Per i comunali di Modica tempi duri, intanto arriva la 13ma

Per gli stipendi arretrati se ne parlerà il prossimo mese
Foto CorrierediRagusa.it

Per pagare stipendi e creditori l’amministrazione è a caccia di soldi. Molti devono venire dai contribuenti evasori, altri devono arrivare dalle casse della Serit che ha già incamerato i tributi pagati dai cittadini.

Santino Amoroso, assessore alle entrate, ha ancora una volta ribadito la sua linea nel corso dell’incontro tenuto nella sala Spadaro con i rappresentanti sindacali di Cgil, Cisl, Uil e Diccap(nella foto).

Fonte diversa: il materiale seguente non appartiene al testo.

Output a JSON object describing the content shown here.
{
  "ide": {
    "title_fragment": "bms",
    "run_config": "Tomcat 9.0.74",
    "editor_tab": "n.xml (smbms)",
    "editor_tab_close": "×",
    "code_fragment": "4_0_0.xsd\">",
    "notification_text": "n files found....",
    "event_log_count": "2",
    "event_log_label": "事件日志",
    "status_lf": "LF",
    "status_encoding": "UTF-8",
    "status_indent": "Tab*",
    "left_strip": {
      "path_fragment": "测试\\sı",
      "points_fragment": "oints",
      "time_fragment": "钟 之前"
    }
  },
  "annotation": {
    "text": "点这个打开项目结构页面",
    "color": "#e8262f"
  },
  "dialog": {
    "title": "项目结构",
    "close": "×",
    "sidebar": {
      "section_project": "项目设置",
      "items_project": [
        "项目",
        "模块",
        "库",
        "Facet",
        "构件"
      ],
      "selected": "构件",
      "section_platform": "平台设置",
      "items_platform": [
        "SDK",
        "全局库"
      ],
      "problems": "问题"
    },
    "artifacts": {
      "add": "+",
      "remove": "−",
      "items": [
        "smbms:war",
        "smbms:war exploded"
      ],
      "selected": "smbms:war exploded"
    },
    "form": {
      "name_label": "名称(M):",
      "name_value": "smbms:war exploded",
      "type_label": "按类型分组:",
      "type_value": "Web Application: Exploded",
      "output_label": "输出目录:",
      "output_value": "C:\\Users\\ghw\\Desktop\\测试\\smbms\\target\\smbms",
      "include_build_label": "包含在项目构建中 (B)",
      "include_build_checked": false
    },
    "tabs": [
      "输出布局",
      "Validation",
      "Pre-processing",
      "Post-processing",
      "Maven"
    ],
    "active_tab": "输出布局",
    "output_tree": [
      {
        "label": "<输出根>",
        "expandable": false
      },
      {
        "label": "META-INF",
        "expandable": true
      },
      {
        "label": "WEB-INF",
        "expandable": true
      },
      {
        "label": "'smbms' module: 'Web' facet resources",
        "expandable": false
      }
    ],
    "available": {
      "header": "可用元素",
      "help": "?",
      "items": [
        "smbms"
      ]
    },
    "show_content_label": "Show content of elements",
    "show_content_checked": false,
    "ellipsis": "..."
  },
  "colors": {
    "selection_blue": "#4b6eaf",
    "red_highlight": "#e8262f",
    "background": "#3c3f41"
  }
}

«Occorre un ufficio unico delle entrate – ha detto Amoroso ai sindacati- Stiamo pensando ad organizzarlo e a sistemarlo nell’ex palazzo delle Poste ( ndr. ma non era stato posto in vendita?). Vogliamo gestire molte delle entrate come ente per assicurarci liquidità" .

L’assessore si lamenta della Serit che vanta, secondo un calcolo dell’amministrazione, circa venti milioni di euro in cassa e non ha concesso anticipazioni di sorta a palazzo S. Domenico acuendo una crisi di cassa persistente. I sindacati da parte loro sono stati chiari e sono andati dritti al punto; vogliono al più presto il pagamento della 13ma e dei due stipendi arretrati. La 13ma, ha assicurato l’assessore Amoroso, sarà pagata in settimana mentre bisognerà attendere la prima decade di marzo per il pagamento di gennaio e febbraio.

L’attesa è determinata da due milioni e mezzo di anticipazioni che la Serit non ha ancora versato e dal trasferimento che il governo regionale dovrebbe assicurare entro questo mese. Con queste risorse l’amministrazione conta di pagare gli stipendi anche se sa che il futuro, a meno di sorprese, sarà sempre ricco di insidie proprio per la scarsa liquidità. Ecco perché Amoroso insiste per l’ufficio delle entrate; i sindacati hanno dunque rinfoderare le loro richieste di programmazione dei pagamenti per il 2011 perché con questi chiari di luna è difficile avere un quadro di riferimento certo.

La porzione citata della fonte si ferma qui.